Jacques Attali civilise le Code civil

 Attali civilise le Code civil.Dans son dernier billet, Pour en finir avec le vieux capitalisme , Jacques Attali entreprend d’inscrire l’un des principes de  l’économie positive dans le droit français ; ce n’est pas sans importance.Attali commente et reformule l’article 1832 du Code civil concernant la définition des « associés » :  

 

Attali civilise le Code civil.

Dans son dernier billet, Pour en finir avec le vieux capitalisme , Jacques Attali entreprend d’inscrire l’un des principes de  l’économie positive dans le droit français ; ce n’est pas sans importance.Attali commente et reformule l’article 1832 du Code civil concernant la définition des « associés » :   

«  L’article 1832 dit qu’une « société » est instituée par des « associés », qui « conviennent par un contrat d’affecter à une entreprise commune des biens ou leur industrie en vue de partager le bénéfice ou de profiter de l’économie qui pourra en résulter ». L’article 1833 dispose que « toute société doit avoir un objet licite et être constituée dans l’intérêt commun des associés ». Des seuls associés. Et en fait, des seuls détenteurs du capital des entreprises »

 

Selon J. Attali l’article 1832 devrait  être reformulé ainsi : « Une société est constituée par des associés qui conviennent par un contrat d’affecter à une entreprise commune leur capital ou leur travail, en vue de partager entre eux et avec les autres entités concernées (consommateurs, jeunes en formation, territoires, environnement, générations futures) le bénéfice qui pourra en résulter ». En outre Attali propose de préciser  « Toute société doit avoir un objet licite, être constituée et gérée par les associés, dans l’intérêt pluriel des associés et des autres entités concernées. Le droit de vote de chaque associé sera d’autant plus important qu’il apporte plus durablement son capital ou son travail à l’entreprise ».
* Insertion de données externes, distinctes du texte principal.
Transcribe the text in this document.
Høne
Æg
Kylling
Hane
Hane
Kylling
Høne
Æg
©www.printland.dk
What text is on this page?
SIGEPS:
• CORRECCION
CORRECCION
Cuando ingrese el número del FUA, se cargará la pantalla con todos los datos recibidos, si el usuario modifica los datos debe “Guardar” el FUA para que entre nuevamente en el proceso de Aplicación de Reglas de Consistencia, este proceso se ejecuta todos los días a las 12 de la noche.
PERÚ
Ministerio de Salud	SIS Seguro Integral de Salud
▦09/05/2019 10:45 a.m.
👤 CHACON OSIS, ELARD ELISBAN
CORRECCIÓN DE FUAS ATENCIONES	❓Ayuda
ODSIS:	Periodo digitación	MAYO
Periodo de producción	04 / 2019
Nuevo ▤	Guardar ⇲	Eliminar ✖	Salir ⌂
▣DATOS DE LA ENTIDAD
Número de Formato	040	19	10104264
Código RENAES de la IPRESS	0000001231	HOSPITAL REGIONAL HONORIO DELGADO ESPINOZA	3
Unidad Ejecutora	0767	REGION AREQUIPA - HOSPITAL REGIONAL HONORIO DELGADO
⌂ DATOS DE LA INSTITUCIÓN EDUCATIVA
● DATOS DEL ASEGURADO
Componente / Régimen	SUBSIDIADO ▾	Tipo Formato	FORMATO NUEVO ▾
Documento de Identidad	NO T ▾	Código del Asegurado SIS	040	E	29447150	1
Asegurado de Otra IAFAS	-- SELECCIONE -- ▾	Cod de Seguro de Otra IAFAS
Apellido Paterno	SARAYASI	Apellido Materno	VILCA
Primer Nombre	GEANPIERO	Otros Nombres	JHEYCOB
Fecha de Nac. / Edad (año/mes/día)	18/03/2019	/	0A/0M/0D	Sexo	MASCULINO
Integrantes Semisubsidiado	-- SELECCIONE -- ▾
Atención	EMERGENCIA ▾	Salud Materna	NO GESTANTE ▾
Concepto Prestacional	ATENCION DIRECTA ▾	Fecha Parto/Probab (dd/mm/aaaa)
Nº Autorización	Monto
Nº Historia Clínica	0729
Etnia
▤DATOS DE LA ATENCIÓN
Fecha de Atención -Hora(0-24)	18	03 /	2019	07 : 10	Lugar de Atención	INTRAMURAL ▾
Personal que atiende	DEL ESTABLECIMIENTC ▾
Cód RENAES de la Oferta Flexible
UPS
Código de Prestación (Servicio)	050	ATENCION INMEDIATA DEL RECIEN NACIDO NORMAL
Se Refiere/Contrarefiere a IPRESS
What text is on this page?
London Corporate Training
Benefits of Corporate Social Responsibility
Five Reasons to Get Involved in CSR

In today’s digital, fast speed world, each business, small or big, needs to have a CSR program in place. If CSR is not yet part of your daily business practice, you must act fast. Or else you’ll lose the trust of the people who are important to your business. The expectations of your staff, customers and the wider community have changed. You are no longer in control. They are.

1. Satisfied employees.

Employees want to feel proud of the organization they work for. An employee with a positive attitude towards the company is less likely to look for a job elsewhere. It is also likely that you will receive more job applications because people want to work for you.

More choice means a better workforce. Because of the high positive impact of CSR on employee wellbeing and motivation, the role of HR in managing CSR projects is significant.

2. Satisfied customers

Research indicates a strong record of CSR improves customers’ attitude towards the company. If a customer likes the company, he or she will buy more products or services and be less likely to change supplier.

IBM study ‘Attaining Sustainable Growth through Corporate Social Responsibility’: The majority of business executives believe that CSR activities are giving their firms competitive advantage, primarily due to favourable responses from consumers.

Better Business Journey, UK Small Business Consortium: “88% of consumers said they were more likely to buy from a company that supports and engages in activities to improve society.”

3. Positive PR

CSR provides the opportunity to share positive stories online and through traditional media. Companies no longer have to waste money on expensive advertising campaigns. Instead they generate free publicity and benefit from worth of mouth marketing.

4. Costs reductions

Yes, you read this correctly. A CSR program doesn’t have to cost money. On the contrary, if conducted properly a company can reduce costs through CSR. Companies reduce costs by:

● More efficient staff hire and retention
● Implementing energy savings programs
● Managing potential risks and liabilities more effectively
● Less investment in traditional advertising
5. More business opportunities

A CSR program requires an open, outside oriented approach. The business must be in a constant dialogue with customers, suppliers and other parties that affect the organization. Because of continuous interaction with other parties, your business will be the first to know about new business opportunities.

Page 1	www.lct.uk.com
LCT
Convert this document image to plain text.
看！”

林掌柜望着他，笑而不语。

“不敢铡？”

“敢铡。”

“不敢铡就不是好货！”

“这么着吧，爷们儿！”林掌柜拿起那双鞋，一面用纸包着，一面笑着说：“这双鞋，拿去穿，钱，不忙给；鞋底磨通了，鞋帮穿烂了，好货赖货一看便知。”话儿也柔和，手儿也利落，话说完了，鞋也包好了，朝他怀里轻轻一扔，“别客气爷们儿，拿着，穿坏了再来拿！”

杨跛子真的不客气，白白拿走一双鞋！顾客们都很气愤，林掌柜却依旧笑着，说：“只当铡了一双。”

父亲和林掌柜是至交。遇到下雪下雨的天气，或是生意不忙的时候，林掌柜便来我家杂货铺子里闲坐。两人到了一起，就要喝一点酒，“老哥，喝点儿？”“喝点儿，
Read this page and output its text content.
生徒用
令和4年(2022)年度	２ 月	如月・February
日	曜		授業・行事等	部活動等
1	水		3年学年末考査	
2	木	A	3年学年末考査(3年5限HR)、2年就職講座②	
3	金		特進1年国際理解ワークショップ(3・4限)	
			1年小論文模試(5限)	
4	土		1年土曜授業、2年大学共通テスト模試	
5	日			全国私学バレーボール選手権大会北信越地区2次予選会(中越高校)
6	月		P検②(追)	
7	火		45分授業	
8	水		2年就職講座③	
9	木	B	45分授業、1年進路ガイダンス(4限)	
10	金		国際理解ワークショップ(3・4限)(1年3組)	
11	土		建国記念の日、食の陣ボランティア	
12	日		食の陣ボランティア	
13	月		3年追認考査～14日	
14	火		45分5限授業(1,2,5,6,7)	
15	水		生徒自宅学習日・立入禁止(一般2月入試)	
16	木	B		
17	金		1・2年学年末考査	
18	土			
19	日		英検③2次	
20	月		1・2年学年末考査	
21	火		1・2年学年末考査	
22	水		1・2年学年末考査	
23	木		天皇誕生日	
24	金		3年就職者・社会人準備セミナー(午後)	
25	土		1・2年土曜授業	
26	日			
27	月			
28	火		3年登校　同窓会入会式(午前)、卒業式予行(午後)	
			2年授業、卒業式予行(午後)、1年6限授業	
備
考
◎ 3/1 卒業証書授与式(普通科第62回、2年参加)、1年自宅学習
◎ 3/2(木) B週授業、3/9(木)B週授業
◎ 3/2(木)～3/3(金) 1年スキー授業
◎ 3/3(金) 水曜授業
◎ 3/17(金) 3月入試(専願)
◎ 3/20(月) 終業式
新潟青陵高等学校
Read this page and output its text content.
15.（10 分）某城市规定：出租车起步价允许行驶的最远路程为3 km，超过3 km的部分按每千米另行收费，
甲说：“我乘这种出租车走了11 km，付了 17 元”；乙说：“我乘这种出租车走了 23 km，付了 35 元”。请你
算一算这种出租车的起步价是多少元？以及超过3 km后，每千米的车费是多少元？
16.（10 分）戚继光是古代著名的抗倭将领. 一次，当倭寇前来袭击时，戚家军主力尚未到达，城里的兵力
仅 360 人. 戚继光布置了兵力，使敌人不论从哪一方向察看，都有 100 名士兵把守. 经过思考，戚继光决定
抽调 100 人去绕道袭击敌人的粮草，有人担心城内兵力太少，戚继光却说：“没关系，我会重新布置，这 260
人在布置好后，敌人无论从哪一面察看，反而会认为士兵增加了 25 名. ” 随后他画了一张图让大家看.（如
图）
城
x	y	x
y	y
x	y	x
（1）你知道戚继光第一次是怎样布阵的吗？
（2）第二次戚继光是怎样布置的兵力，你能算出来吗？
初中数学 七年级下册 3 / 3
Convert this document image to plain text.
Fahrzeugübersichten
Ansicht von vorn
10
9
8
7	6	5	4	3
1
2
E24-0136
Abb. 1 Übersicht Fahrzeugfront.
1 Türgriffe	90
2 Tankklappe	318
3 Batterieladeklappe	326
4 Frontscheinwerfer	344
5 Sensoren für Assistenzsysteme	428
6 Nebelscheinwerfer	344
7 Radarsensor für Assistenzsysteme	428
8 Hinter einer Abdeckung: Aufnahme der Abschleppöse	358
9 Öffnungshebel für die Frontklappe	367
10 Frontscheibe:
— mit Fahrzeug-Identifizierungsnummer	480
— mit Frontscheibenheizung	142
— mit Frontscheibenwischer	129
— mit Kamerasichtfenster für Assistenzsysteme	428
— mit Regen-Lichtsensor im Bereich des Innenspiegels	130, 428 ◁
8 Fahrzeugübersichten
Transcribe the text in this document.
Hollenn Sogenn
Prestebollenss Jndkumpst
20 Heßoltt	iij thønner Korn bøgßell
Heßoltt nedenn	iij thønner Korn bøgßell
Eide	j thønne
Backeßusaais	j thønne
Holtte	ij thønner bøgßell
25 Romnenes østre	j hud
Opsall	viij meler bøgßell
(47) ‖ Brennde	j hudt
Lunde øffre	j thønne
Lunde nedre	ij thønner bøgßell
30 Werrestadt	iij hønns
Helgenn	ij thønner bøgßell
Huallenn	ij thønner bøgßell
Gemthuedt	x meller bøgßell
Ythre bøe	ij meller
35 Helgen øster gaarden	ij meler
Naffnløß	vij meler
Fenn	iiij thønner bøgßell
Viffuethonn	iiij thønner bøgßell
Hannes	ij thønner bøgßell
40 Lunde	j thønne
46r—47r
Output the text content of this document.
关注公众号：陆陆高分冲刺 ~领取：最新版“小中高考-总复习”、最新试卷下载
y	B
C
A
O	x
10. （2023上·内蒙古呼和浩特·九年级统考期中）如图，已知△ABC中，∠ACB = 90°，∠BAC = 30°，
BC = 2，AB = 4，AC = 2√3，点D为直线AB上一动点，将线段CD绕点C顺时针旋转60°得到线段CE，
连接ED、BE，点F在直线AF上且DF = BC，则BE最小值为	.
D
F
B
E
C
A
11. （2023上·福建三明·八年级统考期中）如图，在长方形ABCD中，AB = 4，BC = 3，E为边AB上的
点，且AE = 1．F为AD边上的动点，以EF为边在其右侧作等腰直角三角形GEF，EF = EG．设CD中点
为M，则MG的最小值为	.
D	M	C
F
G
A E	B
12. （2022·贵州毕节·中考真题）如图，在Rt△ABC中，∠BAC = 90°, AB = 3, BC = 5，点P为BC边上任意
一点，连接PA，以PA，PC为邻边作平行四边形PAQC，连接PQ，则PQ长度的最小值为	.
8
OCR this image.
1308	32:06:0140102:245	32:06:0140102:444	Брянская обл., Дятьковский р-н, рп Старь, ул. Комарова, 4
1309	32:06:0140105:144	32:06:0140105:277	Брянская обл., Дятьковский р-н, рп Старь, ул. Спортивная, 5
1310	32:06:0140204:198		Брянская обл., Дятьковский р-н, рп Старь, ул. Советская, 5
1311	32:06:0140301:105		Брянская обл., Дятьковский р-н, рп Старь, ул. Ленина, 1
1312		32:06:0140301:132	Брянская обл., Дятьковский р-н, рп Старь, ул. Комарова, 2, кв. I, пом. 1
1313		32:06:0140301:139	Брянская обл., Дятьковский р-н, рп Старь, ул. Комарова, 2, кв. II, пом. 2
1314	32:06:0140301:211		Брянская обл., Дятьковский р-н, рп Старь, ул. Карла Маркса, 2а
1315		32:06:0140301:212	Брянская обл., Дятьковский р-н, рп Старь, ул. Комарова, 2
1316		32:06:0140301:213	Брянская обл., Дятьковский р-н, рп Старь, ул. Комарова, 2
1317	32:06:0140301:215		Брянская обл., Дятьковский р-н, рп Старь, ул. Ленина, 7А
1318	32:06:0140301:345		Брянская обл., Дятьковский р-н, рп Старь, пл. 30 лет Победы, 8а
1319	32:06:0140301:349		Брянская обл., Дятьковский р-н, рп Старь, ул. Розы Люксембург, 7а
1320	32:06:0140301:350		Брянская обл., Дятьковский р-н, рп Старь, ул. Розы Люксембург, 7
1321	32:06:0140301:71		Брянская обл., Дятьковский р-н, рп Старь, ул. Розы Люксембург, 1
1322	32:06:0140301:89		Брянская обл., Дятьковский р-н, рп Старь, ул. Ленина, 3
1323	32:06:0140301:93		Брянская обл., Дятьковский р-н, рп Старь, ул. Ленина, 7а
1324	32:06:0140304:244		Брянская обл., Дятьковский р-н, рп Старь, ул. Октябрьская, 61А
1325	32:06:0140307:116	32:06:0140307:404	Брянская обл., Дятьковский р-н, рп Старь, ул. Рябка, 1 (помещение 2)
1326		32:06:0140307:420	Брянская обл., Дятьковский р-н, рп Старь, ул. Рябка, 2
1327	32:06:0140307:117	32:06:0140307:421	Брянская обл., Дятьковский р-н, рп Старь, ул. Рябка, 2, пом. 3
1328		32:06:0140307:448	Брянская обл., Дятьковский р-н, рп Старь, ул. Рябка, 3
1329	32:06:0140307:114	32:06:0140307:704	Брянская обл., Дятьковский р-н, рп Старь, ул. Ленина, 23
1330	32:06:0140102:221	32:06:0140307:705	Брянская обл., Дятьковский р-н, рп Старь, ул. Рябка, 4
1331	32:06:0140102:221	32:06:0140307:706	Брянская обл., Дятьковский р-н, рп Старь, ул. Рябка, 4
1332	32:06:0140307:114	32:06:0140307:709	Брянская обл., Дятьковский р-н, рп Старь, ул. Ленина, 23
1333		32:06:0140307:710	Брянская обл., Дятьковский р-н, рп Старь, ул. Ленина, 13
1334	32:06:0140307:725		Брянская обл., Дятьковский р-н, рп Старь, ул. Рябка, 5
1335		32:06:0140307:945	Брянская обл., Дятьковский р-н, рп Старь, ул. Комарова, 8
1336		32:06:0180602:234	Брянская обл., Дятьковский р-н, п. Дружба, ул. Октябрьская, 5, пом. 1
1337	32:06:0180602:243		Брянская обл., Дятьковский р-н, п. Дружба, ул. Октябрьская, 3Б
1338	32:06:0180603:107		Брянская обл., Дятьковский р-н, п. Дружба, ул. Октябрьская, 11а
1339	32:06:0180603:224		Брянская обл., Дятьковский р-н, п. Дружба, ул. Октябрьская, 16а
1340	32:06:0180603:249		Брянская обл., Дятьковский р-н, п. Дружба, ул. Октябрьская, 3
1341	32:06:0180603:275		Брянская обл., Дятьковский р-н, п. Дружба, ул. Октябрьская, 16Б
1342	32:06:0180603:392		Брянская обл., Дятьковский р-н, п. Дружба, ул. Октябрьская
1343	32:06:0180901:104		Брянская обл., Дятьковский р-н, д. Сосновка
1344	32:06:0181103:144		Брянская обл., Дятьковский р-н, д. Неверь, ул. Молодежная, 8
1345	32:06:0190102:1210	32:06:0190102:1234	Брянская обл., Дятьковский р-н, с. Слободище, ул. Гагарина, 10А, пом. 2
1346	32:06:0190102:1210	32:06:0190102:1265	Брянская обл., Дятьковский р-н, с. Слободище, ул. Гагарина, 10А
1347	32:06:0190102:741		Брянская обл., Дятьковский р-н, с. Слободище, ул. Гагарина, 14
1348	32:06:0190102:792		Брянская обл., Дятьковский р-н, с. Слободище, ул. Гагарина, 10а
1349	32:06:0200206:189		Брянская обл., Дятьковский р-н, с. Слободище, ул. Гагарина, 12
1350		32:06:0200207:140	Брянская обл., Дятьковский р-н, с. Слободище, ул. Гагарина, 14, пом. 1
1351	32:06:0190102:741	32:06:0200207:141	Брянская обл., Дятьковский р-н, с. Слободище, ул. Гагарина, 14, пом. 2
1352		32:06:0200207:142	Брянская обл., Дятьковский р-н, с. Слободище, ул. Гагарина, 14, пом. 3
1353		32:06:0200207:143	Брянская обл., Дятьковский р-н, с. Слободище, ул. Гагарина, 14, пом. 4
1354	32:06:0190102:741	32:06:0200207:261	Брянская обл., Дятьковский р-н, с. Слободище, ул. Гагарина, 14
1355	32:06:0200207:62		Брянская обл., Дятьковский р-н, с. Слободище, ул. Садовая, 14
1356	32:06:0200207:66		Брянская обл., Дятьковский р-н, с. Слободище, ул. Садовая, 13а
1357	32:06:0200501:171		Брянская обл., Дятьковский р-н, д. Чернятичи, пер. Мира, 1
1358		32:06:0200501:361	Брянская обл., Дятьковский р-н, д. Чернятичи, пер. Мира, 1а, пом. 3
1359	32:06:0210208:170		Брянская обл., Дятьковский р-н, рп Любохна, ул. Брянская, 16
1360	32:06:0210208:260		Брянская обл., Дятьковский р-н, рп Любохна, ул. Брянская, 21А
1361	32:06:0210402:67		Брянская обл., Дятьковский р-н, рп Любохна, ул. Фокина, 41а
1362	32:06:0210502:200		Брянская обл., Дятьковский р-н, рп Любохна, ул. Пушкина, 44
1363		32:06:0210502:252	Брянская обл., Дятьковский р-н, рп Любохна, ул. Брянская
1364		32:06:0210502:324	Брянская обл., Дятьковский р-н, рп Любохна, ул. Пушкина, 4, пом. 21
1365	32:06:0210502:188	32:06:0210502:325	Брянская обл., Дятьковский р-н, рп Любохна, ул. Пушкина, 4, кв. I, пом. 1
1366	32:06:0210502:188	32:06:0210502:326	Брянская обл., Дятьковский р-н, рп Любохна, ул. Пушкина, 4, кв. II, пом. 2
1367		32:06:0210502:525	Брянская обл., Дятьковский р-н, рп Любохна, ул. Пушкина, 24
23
 Sur le fond,  cette modification porte sur le sens de la propriété. En effet,  à la catégorie des  – associés  –, c’est-à-dire les personnes apportant « leurs biens et leur industrie »,   Attali ajoute la catégorie des  concernés  –  . Cette modification répond , en effet, aux caractéristiques de l’actionnariat moderne constitué, selon son heureuse expression, de « propriétaire de passage », tout comme elle prend  la mesure de l’impact  écologique social et économique des entreprises sur l’ écosystème globalisé.  Attali précise qu’il n’a en cela rien de neuf, il ne s’agit d’inscrire dans le droit le main stream de la « corporate social responsabil ity  et du  social bizness , etc.  Selon Attali,  l’idée clef est que  par l’adjonction des  concernés ,  «  les conseils d’administration seraient tout autrement constitués ; ils auraient une toute autre mission ; et les décisions qu’ils prendraient seraient souvent tout autres. Encore faudrait-il aussi, dans le même sens, réformer les comités d’entreprise. » Attali propose donc une version actualisée de la participation gaullienne.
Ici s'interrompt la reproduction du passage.